After hours, the resident DJs in the Cowshed (literally what it says on the tin) had everyone going mad ‘til gone 5am with Michael Jackson, James Brown and Prince blasting out amid the usual house and drum ‘n’ bass. Here you were just as likely to make friends with a geriatric raver as you were a man dressed as a giant burrito.

The Saturday saw everyone get even more into the spirit of the theme with a glamorous carnival procession, all-day trapeze acts and some of the best costumes and craziness ever witnessed at a festival. Everyone embraced it – think parrots, ponchos, Chilean miners and Frida Kahlo–while as night fell, fairy lights and flowers began to light-up some extremely flamboyant skeletons.


In the evening, Clean Bandit played against a dramatic backdrop of burnt orange skies and fiery clouds, which had many of the crowd in awe as they smashed out hit after hit, ending their set with a sparky, highly energetic version of ‘Rather Be’.

Public Enemy were the highlight of the night though, with their politically-infused tracks and statement red flags looking as powerful as ever. ‘Fight The Power’ sounded as relevant now as it ever has, resonating especially with the crowd as the band reflected on the Malaysian Airlines disasters, Ukraine and the conflict in Gaza.

Unfortunately, frontman Flavor Flav alienated the crowd somewhat with his Dr Conrad Murry diss, ‘Michael Jackson’ – “he never had your back he only wanted your money, everybody knew that” which had many walking away in disgust, while his advice to “be smarter than your phone” while contradictorily requesting us to add him on Instagram and Twitter also left a bad taste. This overshadowed an otherwise brilliant set, with DJ Lord and Chuck D especially having the audience in the palms of their fisted hands.

Just a few minutes away, DJ Yoda in the Big Top and the residents in the ‘shed provided the after-hours entertainment, exposing a darker underbelly where the make-up melted and the partying got harder.


Sunday saw a more relaxed feel with people making the most of the swimming pool while kids played giant football matches and ran about in outrageously scary costumes – unsettling for the increasingly fragile adults among them.
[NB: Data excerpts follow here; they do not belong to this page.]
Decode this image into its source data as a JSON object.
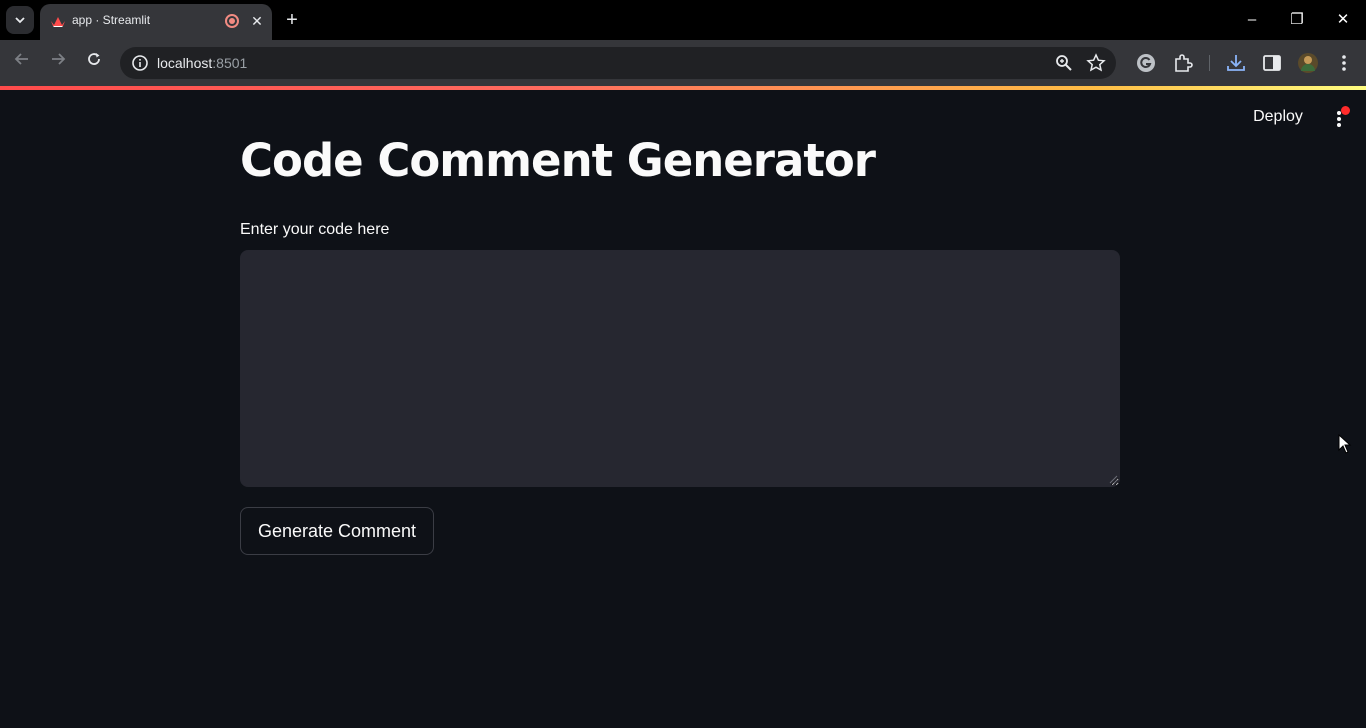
{
  "browser": {
    "tab_title": "app · Streamlit",
    "url_host": "localhost",
    "url_port": ":8501",
    "new_tab_symbol": "+",
    "close_symbol": "✕",
    "window_controls": [
      "–",
      "❐",
      "✕"
    ]
  },
  "app": {
    "deploy_label": "Deploy",
    "title": "Code Comment Generator",
    "input_label": "Enter your code here",
    "input_value": "",
    "button_label": "Generate Comment"
  },
  "colors": {
    "app_bg": "#0e1117",
    "input_bg": "#262730",
    "text": "#fafafa",
    "accent": "#ff4b4b",
    "chrome_bg": "#35363a",
    "titlebar_bg": "#000000"
  }
}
By the evening, a massive turnout headed back yet again to enjoy the last rays of sun with some reggae courtesy of New York City collective, Easy Star All Stars.

Later, Peace delivered a stand-out set with the fizzing riffs of ‘Wraith’ and ‘Bloodshake’ provoking some strong shapes all over the field. Headliners Maximo Park had a huge turnout with frontman, Paul Smith looking every inch the rock star (apart from the shit hat) as they blasted out both new and old hits. More nostalgic than anything, the feeling of being transported back to 2005 didn’t seem to bother anyone all that much.

Over in The Big Top, the pioneering Grandmaster Flash delivered a legendary set with his unique blend of hip-hop, pop and rock which rounded off the festival to perfection.

From a silent disco and Mexican wrestling to a dog show and art installations, Standon Calling is the ultimate utoptian village fete, and with readily available toilet paper and easy walking distances why would you go anywhere else next August?